EGL vs GLX: The Missing Link
EGL and GLX are two different OpenGL windowing systems:
- GLX (GL + X11): Traditional Linux OpenGL, works with X11 servers like Xvfb
- EGL (Embedded GL): Modern, platform-agnostic OpenGL for Wayland or headless contexts
When I ran glxinfo, I was testing GLX. But the NVIDIA ICD config only told GLVND about EGL libraries. There was no /usr/share/glvnd/glx_vendor.d/ directory with GLX configs.
I tried setting an environment variable that explicitly tells GLVND to use NVIDIA for GLX:
root@gpu-debug:/# export __GLX_VENDOR_LIBRARY_NAME=nvidia
root@gpu-debug:/# glxinfo | grep "OpenGL renderer"

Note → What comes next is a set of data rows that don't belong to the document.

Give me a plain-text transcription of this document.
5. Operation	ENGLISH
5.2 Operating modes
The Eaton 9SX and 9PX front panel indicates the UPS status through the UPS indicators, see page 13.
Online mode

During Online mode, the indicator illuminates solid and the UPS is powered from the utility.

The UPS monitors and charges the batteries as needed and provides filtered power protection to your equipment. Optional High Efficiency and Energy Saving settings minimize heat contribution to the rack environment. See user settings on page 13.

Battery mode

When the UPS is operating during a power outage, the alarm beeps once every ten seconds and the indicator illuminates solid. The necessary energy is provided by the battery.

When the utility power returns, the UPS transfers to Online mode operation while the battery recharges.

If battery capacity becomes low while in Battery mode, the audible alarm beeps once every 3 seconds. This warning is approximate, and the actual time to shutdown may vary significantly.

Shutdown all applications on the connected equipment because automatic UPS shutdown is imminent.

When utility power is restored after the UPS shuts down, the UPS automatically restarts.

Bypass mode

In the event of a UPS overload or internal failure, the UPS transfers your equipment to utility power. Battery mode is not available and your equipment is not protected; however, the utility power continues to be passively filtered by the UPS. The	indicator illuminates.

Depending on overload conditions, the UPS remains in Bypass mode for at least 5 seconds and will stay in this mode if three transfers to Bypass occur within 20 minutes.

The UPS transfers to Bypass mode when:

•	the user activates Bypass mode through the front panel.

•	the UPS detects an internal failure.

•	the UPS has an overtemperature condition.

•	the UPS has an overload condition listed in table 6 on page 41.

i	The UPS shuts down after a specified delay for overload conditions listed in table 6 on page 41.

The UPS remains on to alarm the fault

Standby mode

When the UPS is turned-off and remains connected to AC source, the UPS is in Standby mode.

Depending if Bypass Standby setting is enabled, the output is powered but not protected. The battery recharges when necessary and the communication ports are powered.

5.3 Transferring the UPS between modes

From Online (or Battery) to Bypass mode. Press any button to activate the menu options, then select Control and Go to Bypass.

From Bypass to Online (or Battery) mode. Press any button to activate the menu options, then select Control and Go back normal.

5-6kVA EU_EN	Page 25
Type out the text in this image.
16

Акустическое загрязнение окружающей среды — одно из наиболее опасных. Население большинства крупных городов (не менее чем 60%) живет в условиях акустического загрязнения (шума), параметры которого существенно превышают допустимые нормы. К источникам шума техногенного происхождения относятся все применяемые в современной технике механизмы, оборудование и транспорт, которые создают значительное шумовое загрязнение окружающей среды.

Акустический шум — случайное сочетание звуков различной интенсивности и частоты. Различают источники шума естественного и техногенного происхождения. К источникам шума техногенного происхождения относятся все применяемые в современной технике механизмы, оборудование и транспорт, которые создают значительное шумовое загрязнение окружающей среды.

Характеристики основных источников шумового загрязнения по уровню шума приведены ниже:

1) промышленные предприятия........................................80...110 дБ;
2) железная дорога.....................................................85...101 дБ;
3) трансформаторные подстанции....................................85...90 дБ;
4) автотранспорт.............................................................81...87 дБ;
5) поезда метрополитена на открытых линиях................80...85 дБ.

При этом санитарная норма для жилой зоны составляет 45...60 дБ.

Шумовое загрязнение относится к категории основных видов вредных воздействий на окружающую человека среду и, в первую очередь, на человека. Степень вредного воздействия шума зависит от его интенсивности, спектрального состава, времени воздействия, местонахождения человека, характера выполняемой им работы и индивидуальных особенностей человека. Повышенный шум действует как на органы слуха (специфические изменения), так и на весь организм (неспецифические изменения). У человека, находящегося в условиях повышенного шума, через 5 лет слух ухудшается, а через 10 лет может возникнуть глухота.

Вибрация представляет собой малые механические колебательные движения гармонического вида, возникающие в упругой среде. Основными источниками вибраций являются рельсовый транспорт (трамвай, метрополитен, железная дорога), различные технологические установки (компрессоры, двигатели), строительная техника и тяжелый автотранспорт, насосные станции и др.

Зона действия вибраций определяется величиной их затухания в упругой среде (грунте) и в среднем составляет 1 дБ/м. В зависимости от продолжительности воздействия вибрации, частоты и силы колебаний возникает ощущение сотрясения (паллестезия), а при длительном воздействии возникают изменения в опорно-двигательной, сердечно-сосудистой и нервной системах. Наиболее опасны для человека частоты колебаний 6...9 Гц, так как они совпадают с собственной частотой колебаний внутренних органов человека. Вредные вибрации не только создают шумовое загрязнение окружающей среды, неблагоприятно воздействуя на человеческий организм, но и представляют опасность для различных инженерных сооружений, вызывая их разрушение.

OpenGL renderer string: NVIDIA GeForce RTX 2070 SUPER/PCIe/SSE2
There it is. With __GLX_VENDOR_LIBRARY_NAME=nvidia, GLVND used the NVIDIA libraries instead of Mesa. GPU-accelerated rendering worked.
The Fix
The solution was adding that environment variable to the pod spec:
env:
- name: NVIDIA_VISIBLE_DEVICES
value: "all"
- name: NVIDIA_DRIVER_CAPABILITIES
value: "all"
# Tell GLVND to use NVIDIA for GLX (not Mesa)
- name: __GLX_VENDOR_LIBRARY_NAME
value: "nvidia"
After updating the test pod and rerunning:
OpenGL renderer string: NVIDIA GeForce RTX 2070 SUPER/PCIe/SSE2
OpenGL version string: 4.6.0 NVIDIA 535.247.01
GL_VENDOR = NVIDIA Corporation
Perfect. OpenGL 4.6 support with full GPU acceleration. More than enough for modern games.
What I Learned
CUDA vs OpenGL: CUDA is for general parallel compute (neural networks, matrix math). OpenGL is for 3D graphics rendering (games, visualization). Both use the same GPU hardware but through different programming models.
Container Runtime Classes: The runtimeClassName: nvidia tells Kubernetes to use Talos's NVIDIA container runtime, which mounts GPU device files (/dev/nvidia*) and driver libraries into the container. Without this, containers can't access the GPU even if the device plugin allocated a GPU resource.
NVIDIA Environment Variables:
NVIDIA_VISIBLE_DEVICES=all- Makes all GPUs visible to the containerNVIDIA_DRIVER_CAPABILITIES=all- Enables graphics, compute, video encoding/decoding, etc.__GLX_VENDOR_LIBRARY_NAME=nvidia- Tells GLVND to use NVIDIA's GLX implementation instead of Mesa
GLVND Vendor Dispatch: GLVND (GL Vendor Neutral Dispatch) is the modern OpenGL loader that supports multiple GPU vendors on the same system. It uses ICD config files to discover which vendor libraries to load. In containers, the EGL configs are present but the GLX configs are missing, so you need the __GLX_VENDOR_LIBRARY_NAME env var for explicit vendor selection.
The Debugging Process: When something doesn't work, trace the path systematically:
- Verify the hardware is accessible (nvidia-smi)
- Check if libraries are mounted (
ls /usr/lib/.../libnvidia*) - Check ICD loader configs (
/usr/share/glvnd/) - Use environment variables to force specific behavior
- Test in an interactive shell (
kubectl exec -it) before building automated solutions
Next Steps
Stage 1 is complete: GPU-accelerated OpenGL rendering works in containers. The foundation is solid.
Stage 2 will be building a full GUI container with VNC so I can actually see and interact with applications. That means:
- Setting up a proper X server (not just Xvfb)
- Installing a lightweight window manager
- Configuring TigerVNC for remote access
- Making it accessible via Kubernetes Service/Ingress
Then Stage 3: Getting Steam and Proton running in that container.
This is going to be fun. Or frustrating. Probably both.